Dit maakt deze poëzie soms te onbekookt, te ondiep, en van een ‘betekenis’, die voor ieder ander dan den maker dikwijls, als het ware, ongeldig wordt. Anthonie Donker wijst naar aanleiding van dit boekje terecht op, ‘dat jeugdige titanische imperialisme der meeste jonge dichters, dat geen sterren en planeten ongemoeid laat, dat het heelal doorkruist, maar zijn eigen wereld en het nabije, maar moeilijkst van al te benaderen, hart nog niet ontdekt heeft, veel minder nog is binnengegaan’. De soms wat eenzijdige, maar meestal zeer fijn onderscheidende criticus Engelman ziet in dit werk ‘de late invloed van Herman van den Bergh en in het algemeen van een soort expressionisme’, niet ten onrechte misschien, al ben ik geneigd eerder de inwerking van Marsman's vroegere verzen aan te nemen.
Het is zeer te hopen, dat deze jonge dichter, die met de voorbarige en onstuimige voortvarendheid der jeugd al weer een nieuwen bundel klaar schijnt te hebben, er eens in zal slagen, voor zijn gevoelsleven een bewuster en verantwoorder samenvatting te vinden, tot concieser helderheid gerakende en daardoor mededeelzamer. Ik ben ervan overtuigd, dat dit aan de welhaast boers robuste gezondheid, of liever levenskracht, die De Tooverformule, bij alle decadentie, eigen is, geen afbreuk zal doen.

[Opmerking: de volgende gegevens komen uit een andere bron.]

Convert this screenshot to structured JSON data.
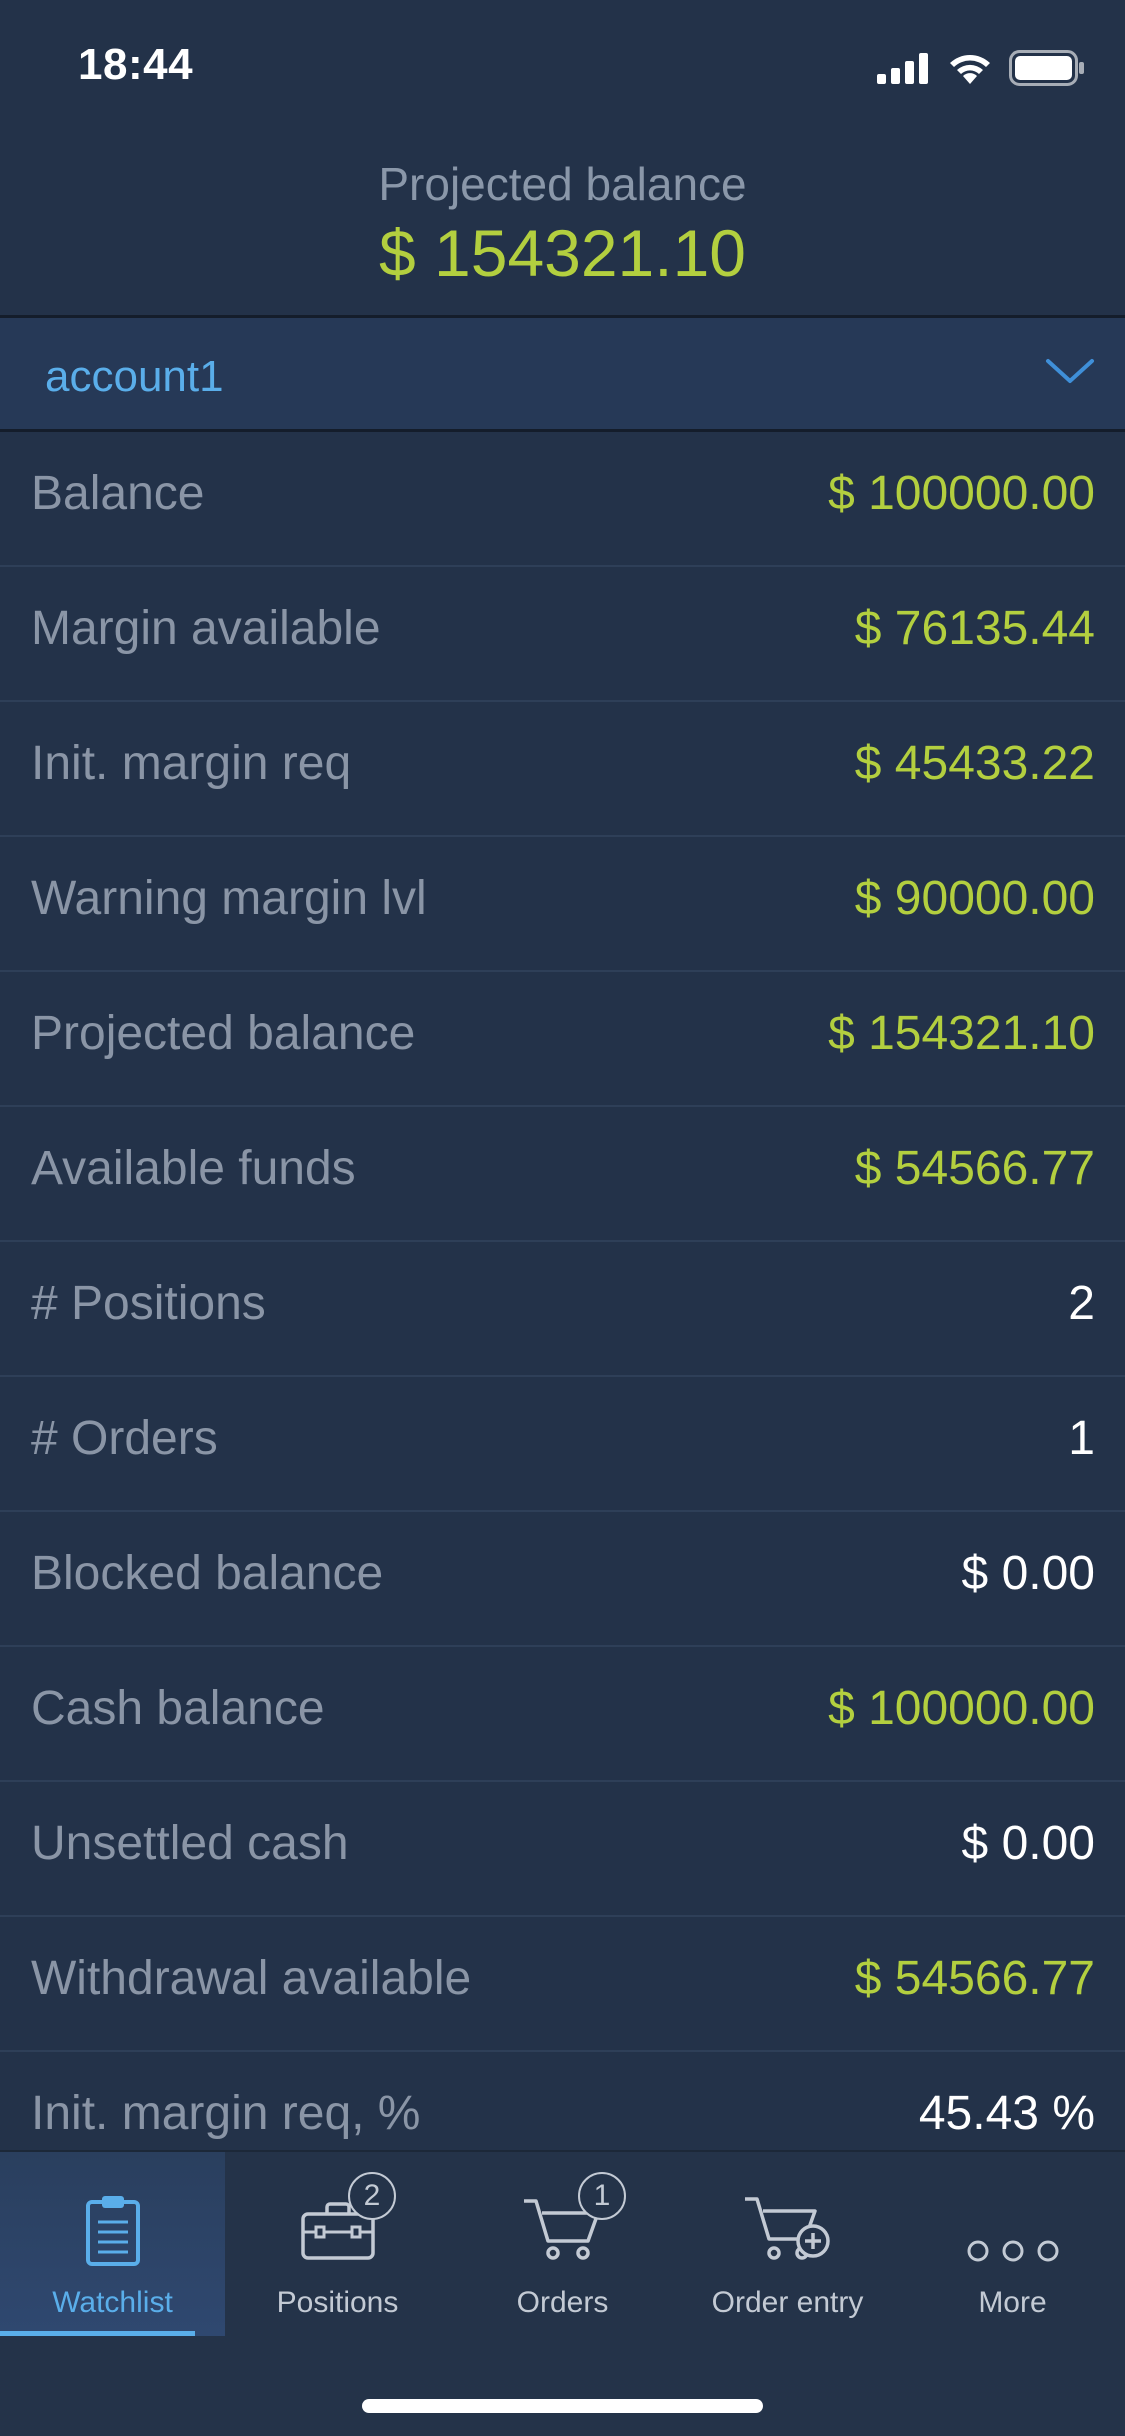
{
  "status_bar": {
    "time": "18:44"
  },
  "header": {
    "label": "Projected balance",
    "value": "$ 154321.10"
  },
  "account": {
    "name": "account1"
  },
  "rows": [
    {
      "label": "Balance",
      "value": "$ 100000.00",
      "color": "#b3cf3f"
    },
    {
      "label": "Margin available",
      "value": "$ 76135.44",
      "color": "#b3cf3f"
    },
    {
      "label": "Init. margin req",
      "value": "$ 45433.22",
      "color": "#b3cf3f"
    },
    {
      "label": "Warning margin lvl",
      "value": "$ 90000.00",
      "color": "#b3cf3f"
    },
    {
      "label": "Projected balance",
      "value": "$ 154321.10",
      "color": "#b3cf3f"
    },
    {
      "label": "Available funds",
      "value": "$ 54566.77",
      "color": "#b3cf3f"
    },
    {
      "label": "# Positions",
      "value": "2",
      "color": "#ffffff"
    },
    {
      "label": "# Orders",
      "value": "1",
      "color": "#ffffff"
    },
    {
      "label": "Blocked balance",
      "value": "$ 0.00",
      "color": "#ffffff"
    },
    {
      "label": "Cash balance",
      "value": "$ 100000.00",
      "color": "#b3cf3f"
    },
    {
      "label": "Unsettled cash",
      "value": "$ 0.00",
      "color": "#ffffff"
    },
    {
      "label": "Withdrawal available",
      "value": "$ 54566.77",
      "color": "#b3cf3f"
    },
    {
      "label": "Init. margin req, %",
      "value": "45.43 %",
      "color": "#ffffff"
    }
  ],
  "tabbar": {
    "tabs": [
      {
        "label": "Watchlist",
        "icon": "clipboard-icon",
        "active": true
      },
      {
        "label": "Positions",
        "icon": "briefcase-icon",
        "badge": "2"
      },
      {
        "label": "Orders",
        "icon": "cart-icon",
        "badge": "1"
      },
      {
        "label": "Order entry",
        "icon": "cart-plus-icon"
      },
      {
        "label": "More",
        "icon": "more-dots-icon"
      }
    ]
  },
  "colors": {
    "background": "#233249",
    "accent_blue": "#5aaeea",
    "positive_green": "#b3cf3f"
  }
}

De situatie van jongste der jongeren is vanzelf van zeer vergankelijken aard. Halbo Kool is daarin misschien reeds afgelost.
Maar ook in zijn werk zijn reeds veranderingen te zien. Het wordt hier en daar hechter en bezonkener (zie het kwatrijn Stemmen). Dit zijn dan, vertrouwen we, de voortekenen van een overgang tot een rustiger en aandachtiger werkwijze. Een werkwijze, waarbij hij het zich minder gemakkelijk zal maken; waarbij hij den gevaarlijken invloed van Marsman's jeugdwerk minder lijdelijk zal ondergaan; waarbij hij, naar mijn stellige verwachting, tot wellicht nog steeds onbehouwen en barbaarse, zeker even vurige en sterke, maar thans verinnerlijkter stemvorming zal komen; waarbij zijn nog steeds scherp modern, daardoor nog steeds decadent, maar thans bewuster karakter zich in de, voor hem blijkbaar aangewezen richting verder zal ontwikkelen van een ‘zuivere’ en absoluut bedoelde poëzie, - in ons land nog vrijwel onontgonnen gebied. De Tooverformule lijkt mij een afscheid van des dichters jonkheid, en van zijn plaats als jongste.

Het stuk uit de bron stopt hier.